Un sostegno per chi resta
Da questa esperienza che si è rivelata tanto personale quanto universale, dopo un anno passato a segnarmi sull’agenda ogni giorno il numero di morti in montagna, insieme al Club Alpino Italiano, abbiamo deciso di creare uno spazio per fornire supporto a chiunque ne avesse bisogno. Per farlo, abbiamo dato vita a un progetto che si chiama “Oltre la vetta - un sostegno per chi resta” e si pone l’obiettivo di offrire supporto (psicologico e contenutistico) a chi si trova coinvolto in un vissuto traumatico per la perdita di una persona cara durante attività alpinistiche o escursionistiche in montagna. Il progetto nasce per aprire un dialogo su un tema complesso come la morte (e tutto quello che si lascia dietro) e per mettere a disposizione degli strumenti per chi, purtroppo, ha ricevuto la chiamata peggiore della propria vita. “Oltre la vetta” è nato, ufficialmente, pochi giorni fa, e punta a crescere insieme alla comunità di persone che lo riempiranno, un passo alla volta. Al momento, la piattaforma offre una serie di testimonianze legate a questo tema raccontate tramite un video-podcast e pagine di materiale informativo sul trauma e ciò che lo accompagna.
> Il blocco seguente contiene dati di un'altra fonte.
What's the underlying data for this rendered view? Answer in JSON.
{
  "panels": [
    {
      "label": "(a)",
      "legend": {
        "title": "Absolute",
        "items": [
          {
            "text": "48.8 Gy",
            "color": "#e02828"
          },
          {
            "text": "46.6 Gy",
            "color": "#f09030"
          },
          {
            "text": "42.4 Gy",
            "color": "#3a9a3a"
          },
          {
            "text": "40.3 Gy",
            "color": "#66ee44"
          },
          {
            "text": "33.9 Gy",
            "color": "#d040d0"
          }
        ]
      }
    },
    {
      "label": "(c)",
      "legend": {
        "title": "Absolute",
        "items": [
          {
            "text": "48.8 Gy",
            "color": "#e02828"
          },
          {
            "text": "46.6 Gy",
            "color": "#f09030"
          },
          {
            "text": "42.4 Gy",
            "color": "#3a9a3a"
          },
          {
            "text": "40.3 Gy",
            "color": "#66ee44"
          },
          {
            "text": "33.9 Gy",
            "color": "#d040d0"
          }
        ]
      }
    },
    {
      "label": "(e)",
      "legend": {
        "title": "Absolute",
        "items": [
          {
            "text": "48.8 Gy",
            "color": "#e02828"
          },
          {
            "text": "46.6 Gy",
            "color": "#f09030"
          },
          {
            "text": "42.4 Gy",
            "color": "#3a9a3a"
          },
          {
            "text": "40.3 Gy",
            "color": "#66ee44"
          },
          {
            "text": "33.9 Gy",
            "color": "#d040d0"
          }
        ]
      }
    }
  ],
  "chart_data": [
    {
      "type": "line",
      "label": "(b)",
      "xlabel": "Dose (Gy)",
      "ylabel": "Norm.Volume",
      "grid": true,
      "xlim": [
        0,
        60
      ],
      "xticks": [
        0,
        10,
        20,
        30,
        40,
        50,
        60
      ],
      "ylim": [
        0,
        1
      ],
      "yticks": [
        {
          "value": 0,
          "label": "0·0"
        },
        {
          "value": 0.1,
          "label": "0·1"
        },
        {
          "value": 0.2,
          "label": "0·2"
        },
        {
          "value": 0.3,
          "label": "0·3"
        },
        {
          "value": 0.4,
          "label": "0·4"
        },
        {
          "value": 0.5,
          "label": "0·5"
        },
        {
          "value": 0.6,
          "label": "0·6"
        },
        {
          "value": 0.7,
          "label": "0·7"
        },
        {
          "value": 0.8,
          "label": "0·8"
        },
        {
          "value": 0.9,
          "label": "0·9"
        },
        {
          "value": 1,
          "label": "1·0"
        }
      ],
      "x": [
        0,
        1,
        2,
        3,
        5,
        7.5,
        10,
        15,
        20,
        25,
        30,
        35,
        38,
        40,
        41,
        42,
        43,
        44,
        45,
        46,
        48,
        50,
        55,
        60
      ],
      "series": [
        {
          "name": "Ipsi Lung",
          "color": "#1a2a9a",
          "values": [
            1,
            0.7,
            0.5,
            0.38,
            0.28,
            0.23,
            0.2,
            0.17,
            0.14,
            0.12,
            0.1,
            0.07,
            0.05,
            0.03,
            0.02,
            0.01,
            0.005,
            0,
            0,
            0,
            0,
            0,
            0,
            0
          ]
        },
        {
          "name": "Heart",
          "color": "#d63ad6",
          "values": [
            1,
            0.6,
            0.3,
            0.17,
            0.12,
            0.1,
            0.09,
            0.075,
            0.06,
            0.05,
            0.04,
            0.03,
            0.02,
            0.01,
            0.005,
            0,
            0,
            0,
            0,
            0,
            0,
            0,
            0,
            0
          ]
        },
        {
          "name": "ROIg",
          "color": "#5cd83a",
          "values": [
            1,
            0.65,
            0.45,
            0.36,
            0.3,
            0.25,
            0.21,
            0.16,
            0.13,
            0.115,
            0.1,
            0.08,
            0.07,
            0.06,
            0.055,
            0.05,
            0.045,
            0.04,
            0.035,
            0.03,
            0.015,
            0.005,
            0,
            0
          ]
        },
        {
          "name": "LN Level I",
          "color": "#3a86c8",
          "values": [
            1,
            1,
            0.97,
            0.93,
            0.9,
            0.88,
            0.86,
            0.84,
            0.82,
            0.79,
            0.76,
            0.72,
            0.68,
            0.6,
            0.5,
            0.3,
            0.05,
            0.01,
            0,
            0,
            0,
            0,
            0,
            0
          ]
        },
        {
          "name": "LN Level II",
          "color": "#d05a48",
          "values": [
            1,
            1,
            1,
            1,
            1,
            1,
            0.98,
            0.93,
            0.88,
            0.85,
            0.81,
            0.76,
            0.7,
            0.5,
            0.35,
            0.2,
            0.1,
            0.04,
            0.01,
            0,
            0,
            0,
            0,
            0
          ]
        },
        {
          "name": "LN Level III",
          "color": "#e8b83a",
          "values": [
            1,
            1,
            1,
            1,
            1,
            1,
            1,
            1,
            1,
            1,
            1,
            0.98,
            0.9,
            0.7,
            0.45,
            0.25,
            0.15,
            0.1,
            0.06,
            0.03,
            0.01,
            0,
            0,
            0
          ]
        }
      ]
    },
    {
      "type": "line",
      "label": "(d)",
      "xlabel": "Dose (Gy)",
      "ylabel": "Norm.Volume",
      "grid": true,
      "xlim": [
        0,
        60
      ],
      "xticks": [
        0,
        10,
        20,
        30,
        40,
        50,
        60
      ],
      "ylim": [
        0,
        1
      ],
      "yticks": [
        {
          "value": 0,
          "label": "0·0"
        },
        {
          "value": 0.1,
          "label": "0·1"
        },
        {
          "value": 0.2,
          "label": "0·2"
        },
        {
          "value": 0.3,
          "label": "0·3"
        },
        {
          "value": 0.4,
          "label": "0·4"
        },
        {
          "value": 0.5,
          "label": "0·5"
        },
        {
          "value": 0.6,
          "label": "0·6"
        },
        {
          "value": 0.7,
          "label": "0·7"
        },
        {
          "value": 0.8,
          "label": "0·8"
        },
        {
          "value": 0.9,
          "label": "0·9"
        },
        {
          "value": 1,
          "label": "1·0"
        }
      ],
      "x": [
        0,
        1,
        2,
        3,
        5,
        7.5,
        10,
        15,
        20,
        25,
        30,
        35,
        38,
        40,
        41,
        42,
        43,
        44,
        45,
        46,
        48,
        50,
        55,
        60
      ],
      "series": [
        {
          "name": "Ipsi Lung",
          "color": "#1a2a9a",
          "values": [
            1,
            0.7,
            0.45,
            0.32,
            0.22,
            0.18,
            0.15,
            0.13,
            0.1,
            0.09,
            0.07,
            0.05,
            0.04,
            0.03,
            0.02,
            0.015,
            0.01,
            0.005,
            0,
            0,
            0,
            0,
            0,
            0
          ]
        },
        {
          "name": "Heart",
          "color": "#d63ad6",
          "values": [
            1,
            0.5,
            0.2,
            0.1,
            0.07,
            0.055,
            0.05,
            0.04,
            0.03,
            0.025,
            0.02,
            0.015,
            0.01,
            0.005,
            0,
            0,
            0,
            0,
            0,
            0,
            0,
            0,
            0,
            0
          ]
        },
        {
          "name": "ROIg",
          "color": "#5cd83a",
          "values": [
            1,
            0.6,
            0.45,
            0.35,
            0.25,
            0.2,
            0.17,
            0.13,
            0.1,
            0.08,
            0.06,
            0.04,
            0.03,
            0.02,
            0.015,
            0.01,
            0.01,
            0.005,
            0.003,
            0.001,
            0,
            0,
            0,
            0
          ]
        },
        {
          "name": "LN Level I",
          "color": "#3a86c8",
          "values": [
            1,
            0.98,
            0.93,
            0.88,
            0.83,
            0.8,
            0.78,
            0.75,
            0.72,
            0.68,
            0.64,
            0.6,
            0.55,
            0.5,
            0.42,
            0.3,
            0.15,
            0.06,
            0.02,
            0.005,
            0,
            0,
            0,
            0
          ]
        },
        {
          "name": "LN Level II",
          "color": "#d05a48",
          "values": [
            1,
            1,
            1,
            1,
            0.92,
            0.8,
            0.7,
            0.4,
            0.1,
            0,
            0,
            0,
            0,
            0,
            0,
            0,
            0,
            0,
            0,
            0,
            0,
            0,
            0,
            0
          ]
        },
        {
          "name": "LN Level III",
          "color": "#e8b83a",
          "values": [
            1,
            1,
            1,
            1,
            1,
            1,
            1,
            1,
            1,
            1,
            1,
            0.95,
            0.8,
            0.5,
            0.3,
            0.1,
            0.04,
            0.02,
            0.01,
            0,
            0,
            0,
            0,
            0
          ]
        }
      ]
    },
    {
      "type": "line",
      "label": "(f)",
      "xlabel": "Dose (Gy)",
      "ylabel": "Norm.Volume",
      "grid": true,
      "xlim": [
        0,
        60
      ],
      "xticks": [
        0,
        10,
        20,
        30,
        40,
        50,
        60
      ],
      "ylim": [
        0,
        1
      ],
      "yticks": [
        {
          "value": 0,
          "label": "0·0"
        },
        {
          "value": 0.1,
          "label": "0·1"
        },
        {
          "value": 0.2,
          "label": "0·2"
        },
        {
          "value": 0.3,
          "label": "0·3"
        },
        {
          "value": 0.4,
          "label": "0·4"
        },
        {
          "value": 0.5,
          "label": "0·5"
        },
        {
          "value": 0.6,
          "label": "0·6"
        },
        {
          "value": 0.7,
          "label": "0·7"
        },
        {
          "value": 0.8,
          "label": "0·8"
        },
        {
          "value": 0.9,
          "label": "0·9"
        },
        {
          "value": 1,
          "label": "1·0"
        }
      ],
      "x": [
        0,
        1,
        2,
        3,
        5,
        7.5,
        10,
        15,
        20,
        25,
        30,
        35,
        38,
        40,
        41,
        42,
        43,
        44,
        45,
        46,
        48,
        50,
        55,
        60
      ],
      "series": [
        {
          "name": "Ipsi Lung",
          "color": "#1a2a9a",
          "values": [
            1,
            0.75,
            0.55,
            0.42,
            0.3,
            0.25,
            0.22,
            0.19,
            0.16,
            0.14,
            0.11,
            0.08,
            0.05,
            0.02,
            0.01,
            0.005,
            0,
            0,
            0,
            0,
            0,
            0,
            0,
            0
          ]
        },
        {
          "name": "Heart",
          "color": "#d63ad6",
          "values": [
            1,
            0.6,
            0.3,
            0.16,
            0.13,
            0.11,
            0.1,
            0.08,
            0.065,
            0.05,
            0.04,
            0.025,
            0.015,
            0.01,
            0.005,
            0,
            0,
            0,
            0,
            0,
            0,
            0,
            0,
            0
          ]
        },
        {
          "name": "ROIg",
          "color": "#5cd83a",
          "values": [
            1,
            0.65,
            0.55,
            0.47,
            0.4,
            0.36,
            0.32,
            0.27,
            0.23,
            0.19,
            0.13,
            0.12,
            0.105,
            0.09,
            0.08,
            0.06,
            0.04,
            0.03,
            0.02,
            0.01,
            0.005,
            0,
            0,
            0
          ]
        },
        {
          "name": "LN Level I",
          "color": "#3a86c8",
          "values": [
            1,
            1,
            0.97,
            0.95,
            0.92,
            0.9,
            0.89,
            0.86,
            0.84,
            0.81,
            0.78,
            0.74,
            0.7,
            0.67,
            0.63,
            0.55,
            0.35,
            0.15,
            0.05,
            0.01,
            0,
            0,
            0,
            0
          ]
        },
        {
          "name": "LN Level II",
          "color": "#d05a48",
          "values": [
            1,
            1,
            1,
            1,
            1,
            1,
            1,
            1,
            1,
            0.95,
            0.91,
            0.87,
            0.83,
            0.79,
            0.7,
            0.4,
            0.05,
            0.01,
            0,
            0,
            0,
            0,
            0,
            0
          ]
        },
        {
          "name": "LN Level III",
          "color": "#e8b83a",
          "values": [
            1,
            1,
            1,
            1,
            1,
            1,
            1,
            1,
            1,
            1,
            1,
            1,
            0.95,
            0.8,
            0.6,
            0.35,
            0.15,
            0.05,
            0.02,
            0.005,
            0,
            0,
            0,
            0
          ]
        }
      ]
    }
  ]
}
Un elemento fondamentale del progetto è dato dalla rete di professionisti e professioniste della salute mentale con competenze specifiche nella gestione del lutto traumatico e interne al mondo dell’alpinismo, con le sue dinamiche relazionali, la cultura che lo attraversa e i rischi che comporta. Questa rete, oltre a essere costituita da professionisti che da oggi sono facilmente reperibili tramite il sito di “Oltre la vetta”, farà un percorso proprio all’interno del progetto: di dialogo, discussione e formazione, grazie anche al supporto di Psicologi per i Popoli, un’organizzazione di volontariato composta da professionisti della psicologia dell’emergenza e urgenza.
L’idea di fondo è semplice: tenerci la mano e sostenerci a vicenda quando la salita si fa più dura.